Ben-Gurion's passion for Zionism, which began early in life, led him to become a major Zionist leader and Executive Head of the World Zionist Organization in 1946. As head of the Jewish Agency for Palestine, and later president of the Jewish Agency Executive, he became the de facto leader of the Jewish community in Palestine, and largely led the struggle for an independent Jewish state in Palestine. On 14 May 1948, he formally proclaimed the establishment of the State of Israel, and was the first to sign the Israeli Declaration of Independence. Ben-Gurion led the provisional government of Israel during the 1948 Arab-Israeli War, and united the various Jewish militias into the Israel Defense Forces (IDF).
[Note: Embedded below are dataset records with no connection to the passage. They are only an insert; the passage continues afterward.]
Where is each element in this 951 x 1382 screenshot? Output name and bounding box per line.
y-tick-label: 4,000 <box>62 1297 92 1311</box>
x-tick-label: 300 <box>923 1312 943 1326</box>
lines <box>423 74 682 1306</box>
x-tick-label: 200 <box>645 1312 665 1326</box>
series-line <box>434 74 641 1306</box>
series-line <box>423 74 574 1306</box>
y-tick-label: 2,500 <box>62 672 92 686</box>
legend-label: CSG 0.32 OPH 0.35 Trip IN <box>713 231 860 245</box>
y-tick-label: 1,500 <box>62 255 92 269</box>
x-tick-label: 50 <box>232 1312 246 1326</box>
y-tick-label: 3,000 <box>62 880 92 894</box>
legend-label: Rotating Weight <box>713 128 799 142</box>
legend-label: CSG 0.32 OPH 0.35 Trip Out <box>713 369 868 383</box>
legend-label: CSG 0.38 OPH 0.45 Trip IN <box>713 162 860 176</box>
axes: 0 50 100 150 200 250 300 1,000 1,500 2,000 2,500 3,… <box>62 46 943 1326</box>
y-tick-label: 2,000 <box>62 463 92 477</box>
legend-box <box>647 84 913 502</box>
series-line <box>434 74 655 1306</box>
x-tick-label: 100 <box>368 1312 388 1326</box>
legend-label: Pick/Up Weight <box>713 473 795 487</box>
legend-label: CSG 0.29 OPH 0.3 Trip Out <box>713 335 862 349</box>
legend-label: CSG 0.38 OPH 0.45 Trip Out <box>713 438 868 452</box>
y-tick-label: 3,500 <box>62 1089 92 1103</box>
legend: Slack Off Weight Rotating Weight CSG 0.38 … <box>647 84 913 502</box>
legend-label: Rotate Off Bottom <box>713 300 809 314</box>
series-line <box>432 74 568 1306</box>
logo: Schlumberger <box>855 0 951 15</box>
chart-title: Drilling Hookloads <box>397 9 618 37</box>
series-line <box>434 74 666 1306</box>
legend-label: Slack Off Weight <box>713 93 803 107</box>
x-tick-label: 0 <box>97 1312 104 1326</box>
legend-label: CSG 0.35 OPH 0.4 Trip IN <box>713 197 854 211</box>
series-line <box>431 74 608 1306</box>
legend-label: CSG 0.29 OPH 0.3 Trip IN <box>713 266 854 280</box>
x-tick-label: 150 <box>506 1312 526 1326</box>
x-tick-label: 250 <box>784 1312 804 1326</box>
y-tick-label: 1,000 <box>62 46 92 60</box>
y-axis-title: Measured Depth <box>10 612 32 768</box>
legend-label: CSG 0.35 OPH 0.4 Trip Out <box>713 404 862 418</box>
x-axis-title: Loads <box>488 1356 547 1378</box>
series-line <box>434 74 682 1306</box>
Following the war, Ben-Gurion served as Israel's first Prime Minister. As Prime Minister, he helped build the state institutions, presiding over various national projects aimed at the development of the country. He also oversaw the absorption of vast numbers of Jews from all over the world. In 1954, he resigned and served as Defense Minister, before returning to office in 1955. Under his leadership, Israel responded aggressively to Arab guerilla attacks, and in 1956, invaded Egypt along with British and French forces after Egypt nationalized the Suez Canal.

He stepped down from office in 1963, and retired from political life in 1970. He then moved to Sde Boker, a kibbutz in the Negev desert, where he lived until his death. Posthumously, Ben-Gurion was named one of Time magazine's 100 Most Important People of the 20th Century.